Я странно смутился на мгновение, но выждав паузу, заучено ответил: я просто больше не захотел фотографировать, не смог достичь художественной ценности фотографии и выразить свое видение. Нет таланта видимо. Вот и бросил. 

Речь моя вышла скомканной и нелепой, что я пристыдился. На лицах у людей появилось неловкое смятение и желание нарушить неприятное молчание. Кто-то вовремя завел новый разговор, и все с облегчением тихо вздохнули. Каким дураком я себя тогда почувствовал.

Ощутив тяжелое, презрительное безразличие к своей заброшенной мечте, я вдруг впервые осознал, что людям все равно, чем ты занимаешься. Никто не оценил моего благородного отречения, которое оказалось не более, чем страхом непризнанности перед этими же людьми, которые в любом случае остались безразличны.

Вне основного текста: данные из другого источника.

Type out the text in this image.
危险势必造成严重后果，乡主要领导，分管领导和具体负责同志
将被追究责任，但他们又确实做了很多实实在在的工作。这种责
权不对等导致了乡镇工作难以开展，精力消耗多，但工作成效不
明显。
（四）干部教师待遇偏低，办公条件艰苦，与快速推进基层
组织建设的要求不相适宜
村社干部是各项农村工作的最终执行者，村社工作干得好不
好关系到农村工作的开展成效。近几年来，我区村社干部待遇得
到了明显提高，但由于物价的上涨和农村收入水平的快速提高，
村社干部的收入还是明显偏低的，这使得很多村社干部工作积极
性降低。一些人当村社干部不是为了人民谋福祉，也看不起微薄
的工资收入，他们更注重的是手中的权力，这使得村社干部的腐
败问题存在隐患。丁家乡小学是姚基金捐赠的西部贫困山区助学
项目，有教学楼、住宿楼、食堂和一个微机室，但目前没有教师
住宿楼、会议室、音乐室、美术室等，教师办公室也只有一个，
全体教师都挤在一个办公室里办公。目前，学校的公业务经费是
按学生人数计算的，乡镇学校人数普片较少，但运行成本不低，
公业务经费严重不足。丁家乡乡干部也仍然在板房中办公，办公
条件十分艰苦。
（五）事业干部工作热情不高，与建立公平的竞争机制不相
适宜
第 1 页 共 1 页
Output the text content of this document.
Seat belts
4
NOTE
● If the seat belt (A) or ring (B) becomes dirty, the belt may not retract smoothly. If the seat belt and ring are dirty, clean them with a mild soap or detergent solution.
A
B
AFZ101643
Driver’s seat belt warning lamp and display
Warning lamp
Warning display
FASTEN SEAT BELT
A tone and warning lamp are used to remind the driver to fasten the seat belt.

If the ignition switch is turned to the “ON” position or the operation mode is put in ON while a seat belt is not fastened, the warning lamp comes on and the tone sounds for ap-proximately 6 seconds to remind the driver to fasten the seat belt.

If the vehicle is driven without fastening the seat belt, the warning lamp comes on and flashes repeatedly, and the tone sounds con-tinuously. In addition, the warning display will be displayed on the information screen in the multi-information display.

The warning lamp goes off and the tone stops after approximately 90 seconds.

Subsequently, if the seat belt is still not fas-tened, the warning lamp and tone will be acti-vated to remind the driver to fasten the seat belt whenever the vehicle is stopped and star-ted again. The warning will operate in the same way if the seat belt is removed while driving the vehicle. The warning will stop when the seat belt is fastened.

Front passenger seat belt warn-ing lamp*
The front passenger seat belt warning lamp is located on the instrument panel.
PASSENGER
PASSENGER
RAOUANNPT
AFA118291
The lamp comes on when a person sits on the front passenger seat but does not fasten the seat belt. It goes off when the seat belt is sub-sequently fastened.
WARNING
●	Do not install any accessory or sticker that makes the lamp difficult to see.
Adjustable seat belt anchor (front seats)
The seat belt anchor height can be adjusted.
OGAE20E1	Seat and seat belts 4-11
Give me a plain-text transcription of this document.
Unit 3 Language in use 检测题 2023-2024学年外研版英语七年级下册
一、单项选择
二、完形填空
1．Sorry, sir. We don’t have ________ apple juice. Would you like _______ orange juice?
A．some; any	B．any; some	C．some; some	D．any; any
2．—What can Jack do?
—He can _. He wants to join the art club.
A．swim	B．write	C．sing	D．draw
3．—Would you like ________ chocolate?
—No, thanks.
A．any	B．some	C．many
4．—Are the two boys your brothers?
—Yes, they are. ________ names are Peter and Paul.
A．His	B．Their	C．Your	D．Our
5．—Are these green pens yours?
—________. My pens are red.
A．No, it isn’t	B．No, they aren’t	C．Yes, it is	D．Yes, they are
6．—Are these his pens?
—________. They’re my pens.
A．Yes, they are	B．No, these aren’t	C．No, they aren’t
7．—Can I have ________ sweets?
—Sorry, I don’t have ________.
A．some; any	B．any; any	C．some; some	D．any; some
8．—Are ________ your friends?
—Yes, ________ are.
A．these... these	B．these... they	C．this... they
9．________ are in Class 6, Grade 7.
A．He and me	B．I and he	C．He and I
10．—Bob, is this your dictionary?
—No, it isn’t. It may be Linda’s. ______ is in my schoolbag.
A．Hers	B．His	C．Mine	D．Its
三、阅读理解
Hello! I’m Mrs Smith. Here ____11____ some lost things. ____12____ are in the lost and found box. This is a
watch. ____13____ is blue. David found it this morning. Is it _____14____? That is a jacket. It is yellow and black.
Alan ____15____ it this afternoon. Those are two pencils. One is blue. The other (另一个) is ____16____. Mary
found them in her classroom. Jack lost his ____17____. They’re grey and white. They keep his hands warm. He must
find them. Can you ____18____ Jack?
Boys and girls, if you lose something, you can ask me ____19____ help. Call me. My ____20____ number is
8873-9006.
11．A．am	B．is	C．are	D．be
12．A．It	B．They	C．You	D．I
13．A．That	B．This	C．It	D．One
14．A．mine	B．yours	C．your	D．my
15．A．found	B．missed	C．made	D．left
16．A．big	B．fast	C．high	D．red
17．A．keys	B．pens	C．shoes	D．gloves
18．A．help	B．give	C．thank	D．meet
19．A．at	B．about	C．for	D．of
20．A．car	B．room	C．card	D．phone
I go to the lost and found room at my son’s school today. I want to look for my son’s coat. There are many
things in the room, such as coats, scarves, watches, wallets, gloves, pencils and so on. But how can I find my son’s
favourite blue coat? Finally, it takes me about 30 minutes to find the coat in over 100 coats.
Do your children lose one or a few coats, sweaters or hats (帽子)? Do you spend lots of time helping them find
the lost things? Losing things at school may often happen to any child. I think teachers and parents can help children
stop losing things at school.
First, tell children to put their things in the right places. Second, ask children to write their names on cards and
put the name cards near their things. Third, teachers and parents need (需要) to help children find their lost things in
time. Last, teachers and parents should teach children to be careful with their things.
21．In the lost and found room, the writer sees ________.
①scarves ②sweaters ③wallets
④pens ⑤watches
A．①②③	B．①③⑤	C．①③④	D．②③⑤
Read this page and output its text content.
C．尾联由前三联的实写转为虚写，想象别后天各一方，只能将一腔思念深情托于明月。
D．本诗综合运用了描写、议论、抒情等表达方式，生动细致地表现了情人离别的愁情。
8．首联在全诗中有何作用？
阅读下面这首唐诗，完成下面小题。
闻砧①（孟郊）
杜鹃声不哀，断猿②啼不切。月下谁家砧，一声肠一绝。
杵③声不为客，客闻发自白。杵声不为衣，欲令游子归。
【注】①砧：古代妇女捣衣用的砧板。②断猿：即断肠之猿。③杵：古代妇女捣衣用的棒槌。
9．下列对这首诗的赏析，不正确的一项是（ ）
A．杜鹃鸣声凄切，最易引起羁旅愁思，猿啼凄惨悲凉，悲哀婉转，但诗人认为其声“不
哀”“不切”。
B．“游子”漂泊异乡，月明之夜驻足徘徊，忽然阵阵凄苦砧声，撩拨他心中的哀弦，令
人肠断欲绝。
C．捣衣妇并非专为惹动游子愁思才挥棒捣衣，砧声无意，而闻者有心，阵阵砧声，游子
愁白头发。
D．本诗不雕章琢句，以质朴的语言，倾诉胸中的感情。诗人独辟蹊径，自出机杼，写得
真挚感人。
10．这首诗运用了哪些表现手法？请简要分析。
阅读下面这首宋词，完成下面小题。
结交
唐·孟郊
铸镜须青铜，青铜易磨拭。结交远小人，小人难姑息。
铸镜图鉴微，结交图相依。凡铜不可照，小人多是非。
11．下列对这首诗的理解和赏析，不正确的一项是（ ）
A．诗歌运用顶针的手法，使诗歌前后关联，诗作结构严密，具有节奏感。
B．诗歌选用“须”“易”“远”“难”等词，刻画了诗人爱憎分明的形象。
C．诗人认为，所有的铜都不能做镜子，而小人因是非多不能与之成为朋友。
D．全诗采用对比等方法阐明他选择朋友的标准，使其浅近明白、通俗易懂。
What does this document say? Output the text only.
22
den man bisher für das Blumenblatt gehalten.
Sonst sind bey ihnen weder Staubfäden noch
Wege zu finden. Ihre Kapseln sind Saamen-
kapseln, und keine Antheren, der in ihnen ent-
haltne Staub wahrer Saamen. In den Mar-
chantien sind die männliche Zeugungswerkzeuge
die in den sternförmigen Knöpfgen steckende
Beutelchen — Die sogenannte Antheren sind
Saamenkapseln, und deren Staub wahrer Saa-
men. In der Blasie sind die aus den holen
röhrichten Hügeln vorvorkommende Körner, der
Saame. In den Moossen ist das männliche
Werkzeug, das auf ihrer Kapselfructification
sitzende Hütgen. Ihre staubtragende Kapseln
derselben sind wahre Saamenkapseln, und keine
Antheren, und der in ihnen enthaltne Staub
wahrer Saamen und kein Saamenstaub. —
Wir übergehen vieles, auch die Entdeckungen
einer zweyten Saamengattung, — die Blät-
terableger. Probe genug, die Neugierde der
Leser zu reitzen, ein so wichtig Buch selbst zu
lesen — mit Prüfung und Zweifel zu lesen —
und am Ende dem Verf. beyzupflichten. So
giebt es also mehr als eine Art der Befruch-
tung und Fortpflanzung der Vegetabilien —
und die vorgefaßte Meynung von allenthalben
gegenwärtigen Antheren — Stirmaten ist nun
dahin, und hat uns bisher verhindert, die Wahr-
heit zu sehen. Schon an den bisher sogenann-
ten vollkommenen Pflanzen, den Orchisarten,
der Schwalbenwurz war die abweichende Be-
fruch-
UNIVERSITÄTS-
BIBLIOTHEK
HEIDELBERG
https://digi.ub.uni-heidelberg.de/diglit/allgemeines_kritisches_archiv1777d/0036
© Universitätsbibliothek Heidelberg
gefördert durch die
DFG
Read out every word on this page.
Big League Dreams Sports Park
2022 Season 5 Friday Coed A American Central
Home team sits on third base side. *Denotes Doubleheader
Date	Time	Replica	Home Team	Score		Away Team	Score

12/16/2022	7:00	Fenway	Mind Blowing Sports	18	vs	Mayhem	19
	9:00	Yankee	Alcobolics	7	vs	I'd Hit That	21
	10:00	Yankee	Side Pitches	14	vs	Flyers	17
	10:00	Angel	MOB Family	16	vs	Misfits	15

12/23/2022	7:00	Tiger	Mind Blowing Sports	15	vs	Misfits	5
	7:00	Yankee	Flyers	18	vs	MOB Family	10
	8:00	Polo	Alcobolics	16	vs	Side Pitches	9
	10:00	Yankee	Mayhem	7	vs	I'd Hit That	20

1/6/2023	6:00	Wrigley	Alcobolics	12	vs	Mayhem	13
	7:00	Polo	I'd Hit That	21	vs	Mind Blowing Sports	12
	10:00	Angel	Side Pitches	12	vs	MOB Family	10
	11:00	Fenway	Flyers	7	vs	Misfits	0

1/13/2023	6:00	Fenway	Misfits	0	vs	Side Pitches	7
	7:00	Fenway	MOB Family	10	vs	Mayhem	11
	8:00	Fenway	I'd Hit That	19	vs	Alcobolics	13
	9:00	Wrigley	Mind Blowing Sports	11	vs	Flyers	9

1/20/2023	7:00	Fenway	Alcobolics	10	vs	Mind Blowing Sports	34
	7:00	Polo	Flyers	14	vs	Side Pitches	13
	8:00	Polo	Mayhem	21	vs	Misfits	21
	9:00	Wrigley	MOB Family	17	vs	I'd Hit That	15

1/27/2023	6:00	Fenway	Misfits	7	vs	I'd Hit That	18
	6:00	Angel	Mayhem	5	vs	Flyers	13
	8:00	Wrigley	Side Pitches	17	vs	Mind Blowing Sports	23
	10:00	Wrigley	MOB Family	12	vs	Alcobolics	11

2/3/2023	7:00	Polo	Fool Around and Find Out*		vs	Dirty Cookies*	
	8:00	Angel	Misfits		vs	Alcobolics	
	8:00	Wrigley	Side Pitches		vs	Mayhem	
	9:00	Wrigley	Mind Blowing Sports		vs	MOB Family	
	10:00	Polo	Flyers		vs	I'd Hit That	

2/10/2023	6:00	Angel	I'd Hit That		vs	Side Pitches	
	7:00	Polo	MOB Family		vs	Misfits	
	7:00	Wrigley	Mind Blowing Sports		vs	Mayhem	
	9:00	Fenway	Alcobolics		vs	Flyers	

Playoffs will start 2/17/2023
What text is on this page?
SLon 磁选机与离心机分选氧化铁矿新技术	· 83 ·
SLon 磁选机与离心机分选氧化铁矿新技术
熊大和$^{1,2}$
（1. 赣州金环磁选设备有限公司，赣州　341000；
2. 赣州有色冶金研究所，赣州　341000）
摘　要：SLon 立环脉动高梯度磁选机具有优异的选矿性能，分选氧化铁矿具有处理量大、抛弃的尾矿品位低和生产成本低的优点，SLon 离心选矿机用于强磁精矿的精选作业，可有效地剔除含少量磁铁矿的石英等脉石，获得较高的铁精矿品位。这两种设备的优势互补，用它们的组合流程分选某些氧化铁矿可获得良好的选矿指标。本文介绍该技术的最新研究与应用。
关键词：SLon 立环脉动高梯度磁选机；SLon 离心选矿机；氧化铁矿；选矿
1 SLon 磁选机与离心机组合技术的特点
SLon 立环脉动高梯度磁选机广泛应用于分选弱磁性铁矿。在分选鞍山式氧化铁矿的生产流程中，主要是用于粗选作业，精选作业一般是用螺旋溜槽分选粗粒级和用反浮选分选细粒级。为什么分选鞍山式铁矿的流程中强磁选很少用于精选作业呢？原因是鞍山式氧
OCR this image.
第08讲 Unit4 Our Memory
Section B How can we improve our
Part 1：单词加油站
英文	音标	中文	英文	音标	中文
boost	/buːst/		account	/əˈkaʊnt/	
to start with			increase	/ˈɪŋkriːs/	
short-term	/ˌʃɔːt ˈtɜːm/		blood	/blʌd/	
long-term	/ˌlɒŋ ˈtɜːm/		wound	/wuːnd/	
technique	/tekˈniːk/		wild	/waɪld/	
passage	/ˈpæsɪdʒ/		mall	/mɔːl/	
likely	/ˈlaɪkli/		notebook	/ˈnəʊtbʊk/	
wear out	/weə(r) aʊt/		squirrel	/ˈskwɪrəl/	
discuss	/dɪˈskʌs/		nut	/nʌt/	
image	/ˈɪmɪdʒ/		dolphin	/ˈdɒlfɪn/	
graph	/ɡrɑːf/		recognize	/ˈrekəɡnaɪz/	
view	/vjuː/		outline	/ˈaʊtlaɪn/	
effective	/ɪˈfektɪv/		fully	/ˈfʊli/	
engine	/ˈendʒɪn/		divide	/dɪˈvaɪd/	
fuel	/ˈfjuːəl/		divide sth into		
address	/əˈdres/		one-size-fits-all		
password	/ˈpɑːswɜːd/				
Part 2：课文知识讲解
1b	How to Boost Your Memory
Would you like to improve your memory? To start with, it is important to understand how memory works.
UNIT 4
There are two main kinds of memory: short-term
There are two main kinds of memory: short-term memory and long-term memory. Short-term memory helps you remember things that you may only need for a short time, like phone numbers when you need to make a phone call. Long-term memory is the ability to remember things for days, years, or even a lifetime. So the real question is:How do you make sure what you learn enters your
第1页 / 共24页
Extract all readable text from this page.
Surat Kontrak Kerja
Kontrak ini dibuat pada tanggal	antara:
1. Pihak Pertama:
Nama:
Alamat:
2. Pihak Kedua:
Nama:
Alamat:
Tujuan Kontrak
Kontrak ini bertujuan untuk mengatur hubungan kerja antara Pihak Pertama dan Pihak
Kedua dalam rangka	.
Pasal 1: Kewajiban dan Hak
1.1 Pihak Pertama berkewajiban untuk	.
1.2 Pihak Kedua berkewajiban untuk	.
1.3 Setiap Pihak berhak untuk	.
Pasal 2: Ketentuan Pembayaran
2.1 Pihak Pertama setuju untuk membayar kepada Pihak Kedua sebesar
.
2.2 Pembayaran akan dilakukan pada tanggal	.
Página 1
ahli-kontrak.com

Я упоминал, что не сразу бросил. Сама мысль бросить, меня тяготила, а слова эти злочастные «не хочу»,  я произнес сперва для драматичности. Однако, с этих слов запустилась странная цепочка бесполезного и бессмысленного сравнения себя с другими, от которого стало появляться загнанное отчаянье. Я попал в замкнутый круг постоянных угроз самому себе, что брошу, потому что реально никто другой на мое «не хочу» внимания не обращал. Никто так и не отозвался «стариной» на мои угрозы. А я со временем и забыл, чего эту свою песню начал. Новые идеи загвоздились, желание притупилось, привычка отступила и все в какой-то неопределенный момент сошло на нет: без горечи, без сожаления, без борьбы.   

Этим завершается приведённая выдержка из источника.